Roman Polanski and His Polish Contemporaries Return to the Silver Screen
Why We Recommend it
This special film programme screens an eclectic mix of Polish films across genres and decades in celebration of the 100 year anniversary of the country’s independence.
Even though the history of cinema in Poland is almost as long as the history of cinematography itself, it wasn’t until the mid-1950s—following the end of Stalinism—that the country rapidly emerged as one of the freshest forces in the film industry.
The change in political climate gave rise to the Polish Film School, a movement of Polish film directors—among whom Roman Polanski—and screenplay writers who were active between 1956 and approximately 1963. Their films, which were heavily influenced by Italian Neorealism, weren’t just recognised for their historical and political significance, but also for their free-spirited visual style and radicalisation of the filmic language.

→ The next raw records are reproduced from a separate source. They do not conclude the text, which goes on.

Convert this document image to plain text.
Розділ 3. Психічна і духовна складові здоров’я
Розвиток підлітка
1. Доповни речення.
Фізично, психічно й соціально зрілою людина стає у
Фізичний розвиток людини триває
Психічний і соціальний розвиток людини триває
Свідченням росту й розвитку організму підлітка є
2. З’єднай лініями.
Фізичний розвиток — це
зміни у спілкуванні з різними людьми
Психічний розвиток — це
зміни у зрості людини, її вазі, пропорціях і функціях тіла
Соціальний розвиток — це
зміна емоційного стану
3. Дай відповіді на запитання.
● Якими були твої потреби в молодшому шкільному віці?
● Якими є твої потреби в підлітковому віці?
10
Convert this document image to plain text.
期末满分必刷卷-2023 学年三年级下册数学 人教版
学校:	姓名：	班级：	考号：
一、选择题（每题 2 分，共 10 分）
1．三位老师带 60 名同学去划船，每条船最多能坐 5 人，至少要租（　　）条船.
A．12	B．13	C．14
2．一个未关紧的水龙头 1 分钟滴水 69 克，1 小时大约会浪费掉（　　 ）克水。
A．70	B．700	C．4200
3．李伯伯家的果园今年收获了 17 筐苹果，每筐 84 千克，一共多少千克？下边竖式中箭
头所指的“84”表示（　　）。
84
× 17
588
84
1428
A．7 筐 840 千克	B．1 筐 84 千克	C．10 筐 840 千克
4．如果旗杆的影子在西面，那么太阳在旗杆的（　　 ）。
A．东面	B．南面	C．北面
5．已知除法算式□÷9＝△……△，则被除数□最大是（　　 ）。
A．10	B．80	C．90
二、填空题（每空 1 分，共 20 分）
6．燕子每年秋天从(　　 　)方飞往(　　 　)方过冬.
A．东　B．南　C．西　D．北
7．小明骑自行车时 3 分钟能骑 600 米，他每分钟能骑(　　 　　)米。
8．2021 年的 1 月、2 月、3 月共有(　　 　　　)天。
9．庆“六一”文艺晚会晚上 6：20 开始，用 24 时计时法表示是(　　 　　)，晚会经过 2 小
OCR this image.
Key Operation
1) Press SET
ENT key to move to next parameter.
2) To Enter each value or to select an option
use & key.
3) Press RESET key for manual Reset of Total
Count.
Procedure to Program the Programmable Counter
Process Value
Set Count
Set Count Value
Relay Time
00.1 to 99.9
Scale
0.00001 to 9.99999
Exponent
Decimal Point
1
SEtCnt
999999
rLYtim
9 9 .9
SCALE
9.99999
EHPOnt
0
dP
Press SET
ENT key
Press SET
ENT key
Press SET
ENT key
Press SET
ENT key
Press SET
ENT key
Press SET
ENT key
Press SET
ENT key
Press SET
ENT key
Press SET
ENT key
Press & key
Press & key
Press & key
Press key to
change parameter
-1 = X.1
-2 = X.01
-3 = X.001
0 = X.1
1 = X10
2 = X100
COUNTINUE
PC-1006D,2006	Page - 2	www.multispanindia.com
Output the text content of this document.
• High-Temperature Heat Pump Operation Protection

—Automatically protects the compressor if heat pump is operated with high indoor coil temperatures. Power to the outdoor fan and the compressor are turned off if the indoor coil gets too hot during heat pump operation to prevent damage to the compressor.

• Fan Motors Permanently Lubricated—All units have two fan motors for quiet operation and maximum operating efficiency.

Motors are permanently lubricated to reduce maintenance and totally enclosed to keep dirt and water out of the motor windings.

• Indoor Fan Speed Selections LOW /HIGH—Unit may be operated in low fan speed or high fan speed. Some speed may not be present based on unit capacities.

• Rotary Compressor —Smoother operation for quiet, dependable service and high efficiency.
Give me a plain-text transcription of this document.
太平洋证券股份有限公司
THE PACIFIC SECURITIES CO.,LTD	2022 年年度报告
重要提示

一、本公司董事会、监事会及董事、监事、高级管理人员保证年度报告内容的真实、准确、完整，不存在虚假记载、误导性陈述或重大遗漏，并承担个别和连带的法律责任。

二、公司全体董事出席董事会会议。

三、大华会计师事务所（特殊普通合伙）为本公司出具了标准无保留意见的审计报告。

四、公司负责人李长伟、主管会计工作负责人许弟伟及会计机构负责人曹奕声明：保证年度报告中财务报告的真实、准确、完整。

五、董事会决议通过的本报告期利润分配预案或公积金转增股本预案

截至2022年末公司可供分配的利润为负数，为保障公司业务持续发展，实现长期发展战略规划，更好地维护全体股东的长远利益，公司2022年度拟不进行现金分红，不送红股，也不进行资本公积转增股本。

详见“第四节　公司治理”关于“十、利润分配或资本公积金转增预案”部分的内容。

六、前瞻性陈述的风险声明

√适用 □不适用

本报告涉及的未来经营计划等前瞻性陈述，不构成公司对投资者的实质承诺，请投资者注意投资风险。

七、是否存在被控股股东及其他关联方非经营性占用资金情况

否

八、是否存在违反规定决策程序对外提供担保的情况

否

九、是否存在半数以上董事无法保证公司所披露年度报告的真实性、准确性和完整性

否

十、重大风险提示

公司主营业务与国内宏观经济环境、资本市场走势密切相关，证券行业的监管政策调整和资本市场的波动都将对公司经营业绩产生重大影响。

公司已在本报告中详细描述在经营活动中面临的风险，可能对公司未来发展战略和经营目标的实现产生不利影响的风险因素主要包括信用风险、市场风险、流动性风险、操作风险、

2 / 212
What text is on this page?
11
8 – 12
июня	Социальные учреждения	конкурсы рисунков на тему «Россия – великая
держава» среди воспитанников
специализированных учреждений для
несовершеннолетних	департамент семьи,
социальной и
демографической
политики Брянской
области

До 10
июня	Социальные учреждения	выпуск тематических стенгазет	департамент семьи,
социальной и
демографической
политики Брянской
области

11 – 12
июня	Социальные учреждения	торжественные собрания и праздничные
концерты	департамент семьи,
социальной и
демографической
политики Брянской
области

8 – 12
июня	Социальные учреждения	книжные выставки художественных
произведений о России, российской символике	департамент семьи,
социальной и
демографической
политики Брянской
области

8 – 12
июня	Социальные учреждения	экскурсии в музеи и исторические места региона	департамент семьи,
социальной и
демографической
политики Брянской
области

This film programme, organised by HK Cine Fan, screens a selection of the best Polish films produced between the 1960s and the 1980s. It includes Walerian Borowczyk’s (1923-2006) Theatre of Mr. and Mrs. Kabal (1967), his first and last first feature-length animated film hailed a strangely moving existential soap opera in surreal fantasy; as well as Roman Polanski’s highly symbolic psychological thrillers Repulsion (1965) and Cul-de- sac (1966); and Andrzej Zuławski’s (1940-2016) cult classic Possession (1981).